Me subo al coche y después de haber dejado la bolsa en el asiento de atrás, vuelvo a la capital, con los pulmones llenos de aire limpio y los zapatos sucios de tierra. Hoy de verdad que me gustaría volver a verla, pero sé muy bien que tendré que esperar a mañana por la mañana para nuestro habitual intercambio de miradas.

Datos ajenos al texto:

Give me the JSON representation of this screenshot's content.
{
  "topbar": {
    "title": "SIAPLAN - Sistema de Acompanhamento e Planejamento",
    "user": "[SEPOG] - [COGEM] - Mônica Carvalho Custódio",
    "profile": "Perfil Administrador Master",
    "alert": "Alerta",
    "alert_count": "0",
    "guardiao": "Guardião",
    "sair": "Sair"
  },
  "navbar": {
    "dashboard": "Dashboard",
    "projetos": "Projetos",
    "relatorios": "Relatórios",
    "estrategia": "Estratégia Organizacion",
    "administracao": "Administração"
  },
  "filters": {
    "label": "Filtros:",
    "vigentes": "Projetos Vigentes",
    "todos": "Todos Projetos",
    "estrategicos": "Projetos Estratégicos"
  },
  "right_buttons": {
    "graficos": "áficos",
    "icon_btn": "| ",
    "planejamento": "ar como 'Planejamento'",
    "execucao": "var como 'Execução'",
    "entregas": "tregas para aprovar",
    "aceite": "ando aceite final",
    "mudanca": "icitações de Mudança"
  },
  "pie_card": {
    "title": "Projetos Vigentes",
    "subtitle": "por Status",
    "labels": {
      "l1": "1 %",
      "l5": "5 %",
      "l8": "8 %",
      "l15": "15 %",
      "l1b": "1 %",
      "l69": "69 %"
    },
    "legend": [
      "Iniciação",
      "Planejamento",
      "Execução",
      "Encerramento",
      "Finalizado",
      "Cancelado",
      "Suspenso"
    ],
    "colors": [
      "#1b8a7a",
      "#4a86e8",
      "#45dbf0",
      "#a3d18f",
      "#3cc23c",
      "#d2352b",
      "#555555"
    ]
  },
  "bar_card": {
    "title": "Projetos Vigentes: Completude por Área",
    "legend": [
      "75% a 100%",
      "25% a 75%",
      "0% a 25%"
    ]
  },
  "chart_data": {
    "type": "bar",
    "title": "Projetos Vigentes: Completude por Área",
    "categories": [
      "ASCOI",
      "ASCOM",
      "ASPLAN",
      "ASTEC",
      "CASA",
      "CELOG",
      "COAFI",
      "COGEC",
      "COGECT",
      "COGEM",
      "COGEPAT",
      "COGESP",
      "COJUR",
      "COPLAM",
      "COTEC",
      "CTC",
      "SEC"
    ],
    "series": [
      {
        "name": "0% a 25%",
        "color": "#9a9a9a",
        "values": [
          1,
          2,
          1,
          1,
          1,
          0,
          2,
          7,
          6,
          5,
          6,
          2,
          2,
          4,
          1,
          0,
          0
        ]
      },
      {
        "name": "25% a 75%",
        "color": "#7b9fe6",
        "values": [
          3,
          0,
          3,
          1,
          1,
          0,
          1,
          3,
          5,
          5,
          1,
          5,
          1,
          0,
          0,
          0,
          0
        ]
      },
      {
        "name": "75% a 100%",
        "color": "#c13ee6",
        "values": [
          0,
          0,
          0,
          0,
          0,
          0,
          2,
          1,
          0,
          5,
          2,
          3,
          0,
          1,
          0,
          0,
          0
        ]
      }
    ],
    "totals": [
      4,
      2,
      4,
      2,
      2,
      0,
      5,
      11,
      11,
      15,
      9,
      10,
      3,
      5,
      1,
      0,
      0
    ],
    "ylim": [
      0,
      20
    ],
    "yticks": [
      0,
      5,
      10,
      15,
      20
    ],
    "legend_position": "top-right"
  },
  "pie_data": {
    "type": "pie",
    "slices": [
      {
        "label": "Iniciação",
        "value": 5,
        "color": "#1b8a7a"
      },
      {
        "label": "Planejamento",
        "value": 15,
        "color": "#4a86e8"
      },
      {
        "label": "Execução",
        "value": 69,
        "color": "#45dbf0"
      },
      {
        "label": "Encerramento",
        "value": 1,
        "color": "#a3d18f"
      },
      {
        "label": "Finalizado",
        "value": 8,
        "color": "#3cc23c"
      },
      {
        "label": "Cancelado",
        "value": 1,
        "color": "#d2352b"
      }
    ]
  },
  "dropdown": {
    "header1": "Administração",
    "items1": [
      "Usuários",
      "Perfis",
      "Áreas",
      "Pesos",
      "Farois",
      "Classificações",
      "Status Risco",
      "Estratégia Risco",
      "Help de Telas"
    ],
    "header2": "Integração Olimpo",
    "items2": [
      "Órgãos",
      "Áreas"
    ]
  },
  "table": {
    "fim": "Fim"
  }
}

Durante el trayecto devuelvo la llamada a Lucía y le cuento mi mañana campestre, quedamos para la tarde y me despide diciéndome que tiene que darme una noticia. Su tono de voz está lleno de entusiasmo, parece una niña delante de un árbol de Navidad lleno de regalos para ella. ¿Tal vez vuelve a Italia? La idea me hace sentir bien y empiezo a hacerme a la idea de volver a tenerla de nuevo cerca de mí, laboralmente hablando. Ambos somos fotógrafos freelance o, mejor dicho, todavía yo lo soy, mientras que ella trabaja para una famosa revista satinada de fotografía en Francia. Llegando a Roma, me paro para hacer unas fotos a las lejanas balas de heno en los campos en torno a la autovía, aprovechando una pequeña área de descanso donde puedo detener el coche. Me dan ganas de trepar la valla y correr alrededor y tumbarme en el suelo a tomar un poco de ese sol que transforma el grano en hilos de oro. Sería agradable quedarme con la espalda sobre la hierba recién cortada para luego levantarme lleno de briznas de paja en los cabellos. A lo lejos, dos caballos justo delante del sol permiten algunas fotos más vivas: parece que están corriendo dentro de sus rayos, da casi miedo a que se incendien y que su correr adelante y atrás sea un desafío contra esa bola ardiente. Luego desaparecen en el horizonte y el sol pierde su aspecto que infunde temor y pasa a ser solo el fondo de un escenario para enamorados. Perdido en mil pensamientos y tras unas pocas fotos, me doy cuenta de que estoy retrasado en mi plan de trabajo y así, a mi pesar, debo volver a la gran ciudad para ser fagocitado por las tareas cotidianas antes de que llegue la esperada cita de la tarde.